O globo, n. 31167, 06/12/2018. País, p. 5

 

Destino da Funai gera impasse na transição

André de Souza

Eduardo Bresciani

Jussara Soares

06/12/2018

 

 

Fundação que cuida das políticas para os índios vira objeto de jogo de empurra entre os ministérios, depois de ser cotada para a Justiça, Agricultura e Cidadania; na avaliação de assessores de Bolsonaro, órgão pode ser fonte de crises no governo

Alvo de críticas do presidente eleito Jair Bolsonaro, a Fundação Nacional do Índio (Funai) virou pivô de um jogo de empurra entre os ministérios do futuro governo. Território constante de conflitos, disputas ideológicas e entraves que costumam resultar em protestos, o órgão tem sido jogado de um lado para o outro no organograma da Esplanada.

Inicialmente ligada ao Ministério da Justiça, a Funai, criada em 1967 durante a ditadura militar, já esteve cotada para ser transferida para as pastas da Cidadania, da Agricultura e até dos Direitos Humanos, cujo titular ainda não foi confirmado. O entendimento nos bastidores do grupo de transição é que o tema será uma fonte inesgotável de crise na administração federal, devido ao posicionamento do presidente eleito, que se declara contra a demarcação de reservas indígenas e defende a exploração econômica das terras.

A Funai ficou sem “casa” depois que o novo Ministério da Justiça, chefiado por Sergio Moro, passou focar seu perfil de atuação no combate à corrupção, ao crime organizado eaor estabelecimento das políticas de segurança pública país afora.

Ontem, no entanto, Bolsonaro não descartou a possibilidade de a Funai ficar na Justiça, onde está atualmente. Por outro lado, ponderou, mais uma vez, que o exjuiz federal já está sobrecarregado de atribuições. Mais cedo, Moro também não descartou que seu ministério abarque a atribuição.

— Ainda está indefinido. Pode ser até que fique no MJ (Ministério da Justiça), pode ser que saia —disse.

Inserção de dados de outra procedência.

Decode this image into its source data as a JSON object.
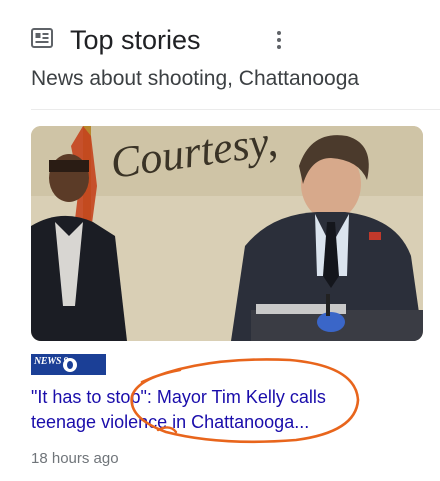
{
  "header": {
    "title": "Top stories",
    "icon": "newspaper-icon",
    "more_icon": "more-vertical-icon"
  },
  "subtitle": "News about shooting, Chattanooga",
  "story": {
    "source": "NEWS 9",
    "headline_line1": "\"It has to stop\": Mayor Tim Kelly calls",
    "headline_line2": "teenage violence in Chattanooga...",
    "time": "18 hours ago",
    "image_sign_text": "Courtesy,"
  },
  "colors": {
    "title": "#202124",
    "headline": "#1a0dab",
    "meta": "#70757a",
    "annotation": "#e8651c",
    "source_bg": "#1b3f96"
  }
}
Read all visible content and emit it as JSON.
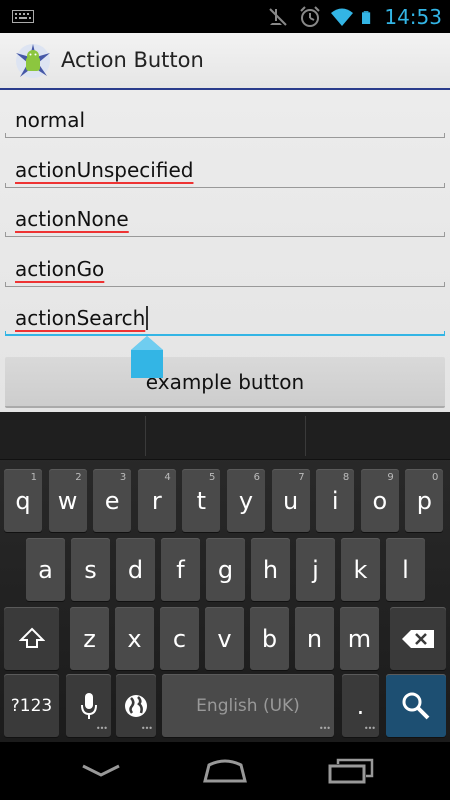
{
  "status_bar": {
    "time": "14:53",
    "accent": "#33b5e5",
    "icons": [
      "keyboard-icon",
      "mute-icon",
      "alarm-icon",
      "wifi-icon",
      "battery-icon"
    ]
  },
  "action_bar": {
    "title": "Action Button",
    "accent": "#2a3c8c"
  },
  "fields": [
    {
      "value": "normal"
    },
    {
      "value": "actionUnspecified"
    },
    {
      "value": "actionNone"
    },
    {
      "value": "actionGo"
    },
    {
      "value": "actionSearch"
    }
  ],
  "example_button": "example button",
  "keyboard": {
    "row1": [
      {
        "k": "q",
        "h": "1"
      },
      {
        "k": "w",
        "h": "2"
      },
      {
        "k": "e",
        "h": "3"
      },
      {
        "k": "r",
        "h": "4"
      },
      {
        "k": "t",
        "h": "5"
      },
      {
        "k": "y",
        "h": "6"
      },
      {
        "k": "u",
        "h": "7"
      },
      {
        "k": "i",
        "h": "8"
      },
      {
        "k": "o",
        "h": "9"
      },
      {
        "k": "p",
        "h": "0"
      }
    ],
    "row2": [
      "a",
      "s",
      "d",
      "f",
      "g",
      "h",
      "j",
      "k",
      "l"
    ],
    "row3": [
      "z",
      "x",
      "c",
      "v",
      "b",
      "n",
      "m"
    ],
    "symbols_key": "?123",
    "space_label": "English (UK)",
    "period_key": ".",
    "search_color": "#1d4f72"
  }
}
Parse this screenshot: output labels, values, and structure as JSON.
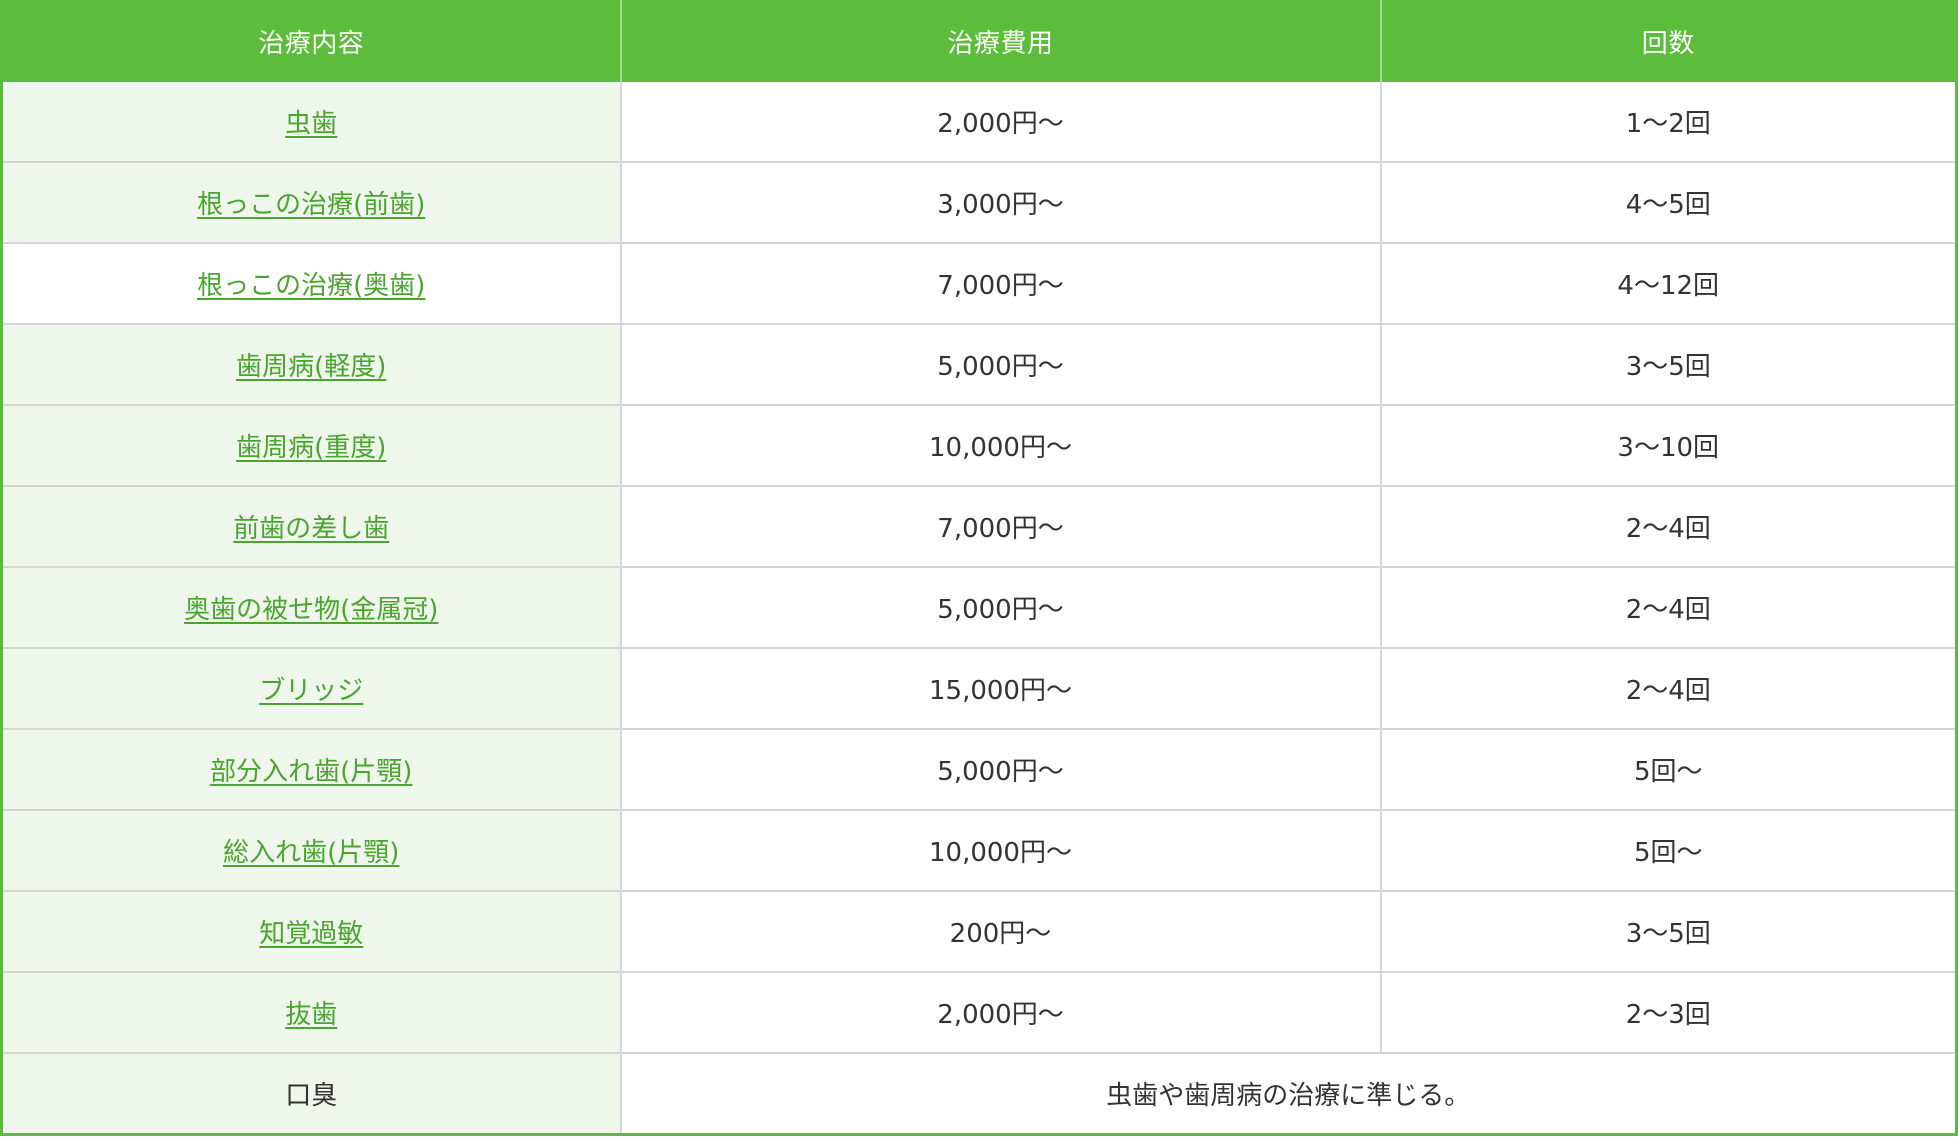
{
  "table": {
    "headers": [
      "治療内容",
      "治療費用",
      "回数"
    ],
    "rows": [
      {
        "treatment": "虫歯",
        "fee": "2,000円〜",
        "visits": "1〜2回",
        "link": true
      },
      {
        "treatment": "根っこの治療(前歯)",
        "fee": "3,000円〜",
        "visits": "4〜5回",
        "link": true
      },
      {
        "treatment": "根っこの治療(奥歯)",
        "fee": "7,000円〜",
        "visits": "4〜12回",
        "link": true,
        "plain_bg": true
      },
      {
        "treatment": "歯周病(軽度)",
        "fee": "5,000円〜",
        "visits": "3〜5回",
        "link": true
      },
      {
        "treatment": "歯周病(重度)",
        "fee": "10,000円〜",
        "visits": "3〜10回",
        "link": true
      },
      {
        "treatment": "前歯の差し歯",
        "fee": "7,000円〜",
        "visits": "2〜4回",
        "link": true
      },
      {
        "treatment": "奥歯の被せ物(金属冠)",
        "fee": "5,000円〜",
        "visits": "2〜4回",
        "link": true
      },
      {
        "treatment": "ブリッジ",
        "fee": "15,000円〜",
        "visits": "2〜4回",
        "link": true
      },
      {
        "treatment": "部分入れ歯(片顎)",
        "fee": "5,000円〜",
        "visits": "5回〜",
        "link": true
      },
      {
        "treatment": "総入れ歯(片顎)",
        "fee": "10,000円〜",
        "visits": "5回〜",
        "link": true
      },
      {
        "treatment": "知覚過敏",
        "fee": "200円〜",
        "visits": "3〜5回",
        "link": true
      },
      {
        "treatment": "抜歯",
        "fee": "2,000円〜",
        "visits": "2〜3回",
        "link": true
      }
    ],
    "footer_row": {
      "treatment": "口臭",
      "note": "虫歯や歯周病の治療に準じる。"
    }
  },
  "colors": {
    "header_bg": "#5cbd3c",
    "name_cell_bg": "#eff7ed",
    "link_color": "#4aa52e"
  }
}
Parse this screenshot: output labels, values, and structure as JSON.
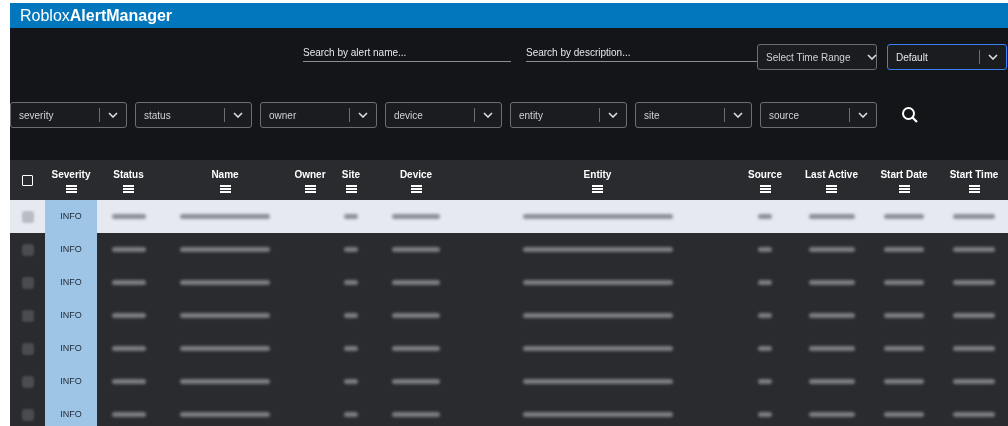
{
  "app_title": {
    "plain": "Roblox",
    "bold": "AlertManager"
  },
  "searches": [
    {
      "placeholder": "Search by alert name..."
    },
    {
      "placeholder": "Search by description..."
    }
  ],
  "time_selects": [
    {
      "placeholder": "Select Time Range",
      "focused": false
    },
    {
      "value": "Default",
      "focused": true
    }
  ],
  "filters": [
    {
      "placeholder": "severity"
    },
    {
      "placeholder": "status"
    },
    {
      "placeholder": "owner"
    },
    {
      "placeholder": "device"
    },
    {
      "placeholder": "entity"
    },
    {
      "placeholder": "site"
    },
    {
      "placeholder": "source"
    }
  ],
  "table": {
    "select_all": {
      "checked": false
    },
    "columns": [
      "Severity",
      "Status",
      "Name",
      "Owner",
      "Site",
      "Device",
      "Entity",
      "Source",
      "Last Active",
      "Start Date",
      "Start Time"
    ],
    "rows": [
      {
        "severity": "INFO",
        "selected": true
      },
      {
        "severity": "INFO",
        "selected": false
      },
      {
        "severity": "INFO",
        "selected": false
      },
      {
        "severity": "INFO",
        "selected": false
      },
      {
        "severity": "INFO",
        "selected": false
      },
      {
        "severity": "INFO",
        "selected": false
      },
      {
        "severity": "INFO",
        "selected": false
      }
    ]
  }
}
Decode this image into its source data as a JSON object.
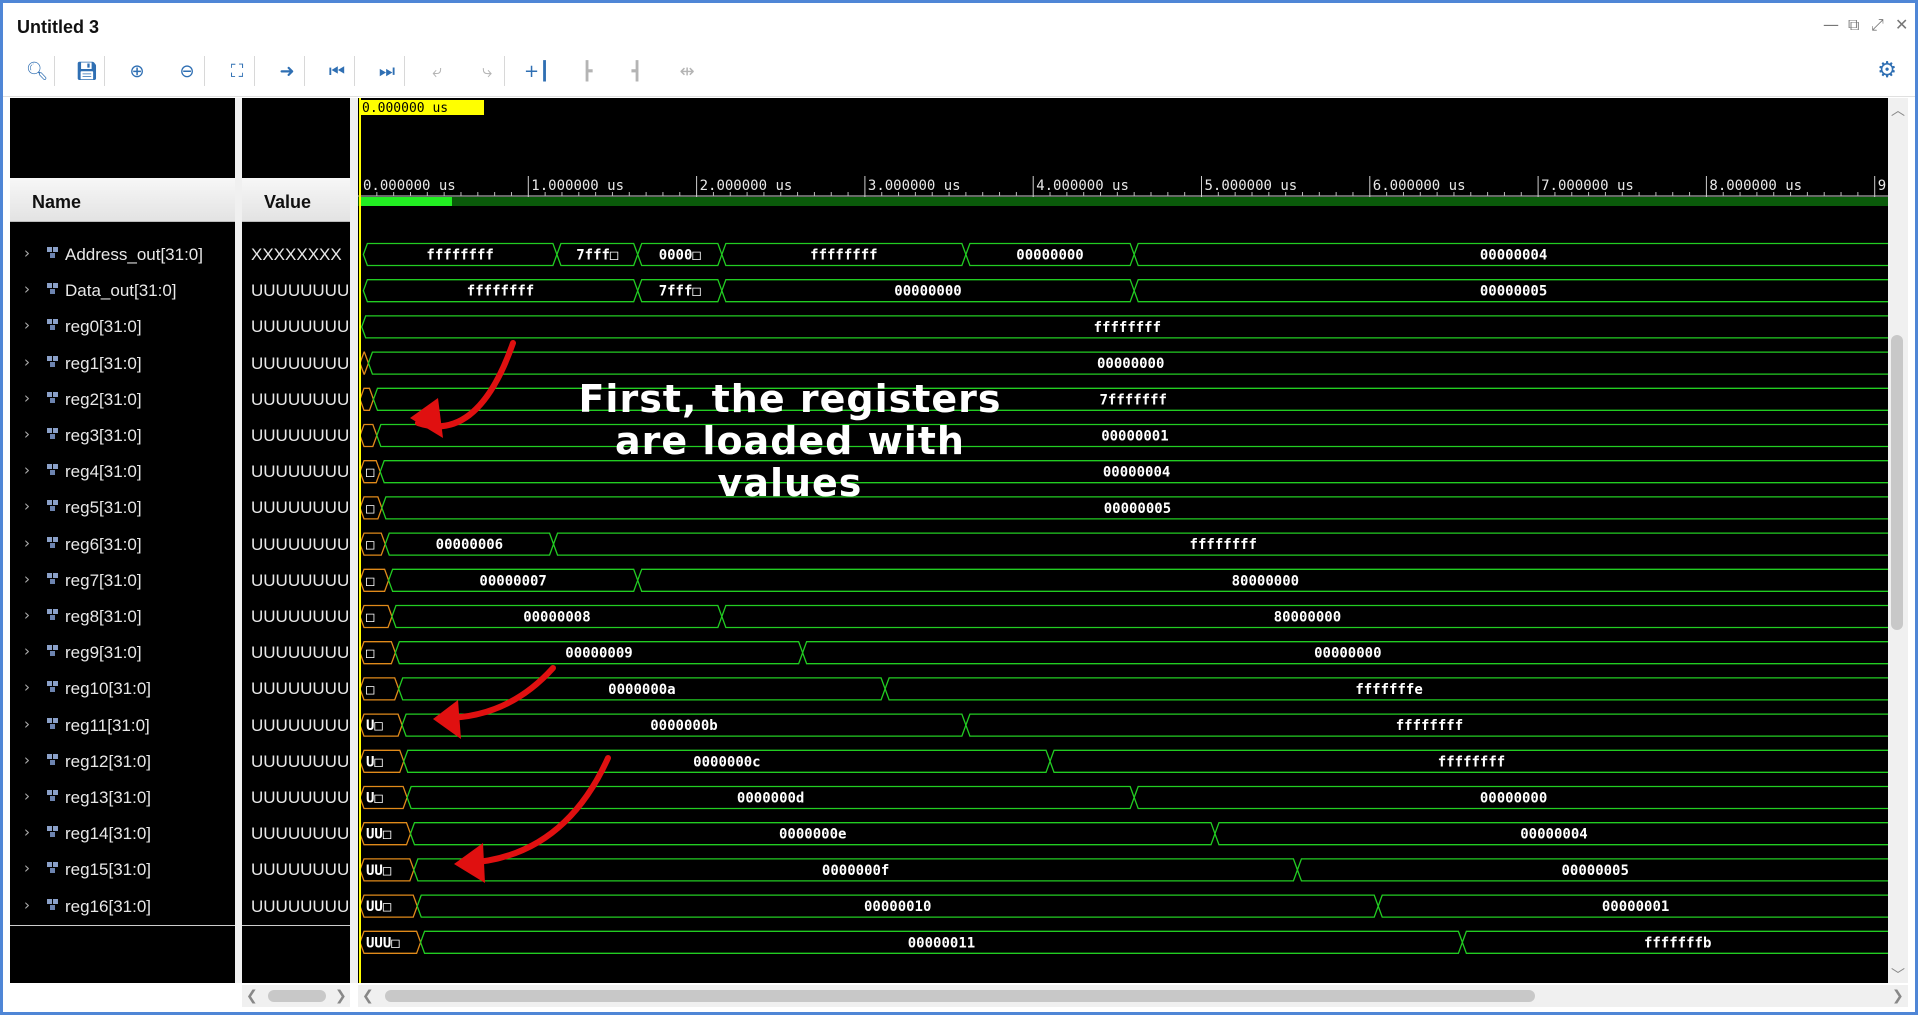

A primeira ideia do grupo de Bolso na rofo ire passara atribuição de cuidar das políticas indígenas para a Agricultura. A medida seria polêmica devido aos diversos conflitos fundiários e disputas por terras que envolvem indígenas e agricultores. A futura ministra Tereza Cristina, discretamente, recusou a transferência da área. E o próprio Bolsonaro rechaçou a ideia.

Demarcações de terra

Descartada a primeira opção, o presidente eleito sinalizou que a Funai poderia ficar na “área social” do governo, mais especificamente na pasta da Cidadania. Entretanto, ontem, o futuro ministro da área, Osmar Terra, foi outro a sinalizar não ter interesse em tocar essa política. Quando informado de que Bolsonaro defendeu tirar a área de Moro, Terra sugeriu uma pasta que nem teve ministro indicado, a de Direitos Humanos.

— Se for por muita coisa, eu também tenho bastante. Acho que não é isso. Tem que ter afinidade, a peculiaridade, onde está a representação da sociedade civil, das etnias que estão lá no Ministério dos Direitos Humanos —ponderou.

Ontem, o presidente eleito voltou a dizer que não dá para suportar os processos de demarcação de terras:

— O homem do campo não pode acordar e ler nos jornais que a sua terra, por uma portaria, iniciou-se para ser demarcada como terra indígena. Isso não podemos suportar mais.

A questão indígena marcou a campanha de Bolsonaro. Ontem, ele voltou ao tema:

— O índio quer energia elétrica, quer médico, quer dentista, quer internet, quer jogar futebol. Quer o que nós queremos. Na Bolívia, um índio é presidente. Aqui no Brasil, alguns querem que o índio continue na reserva como se fosse animal no zoológico. Eu não quero isso.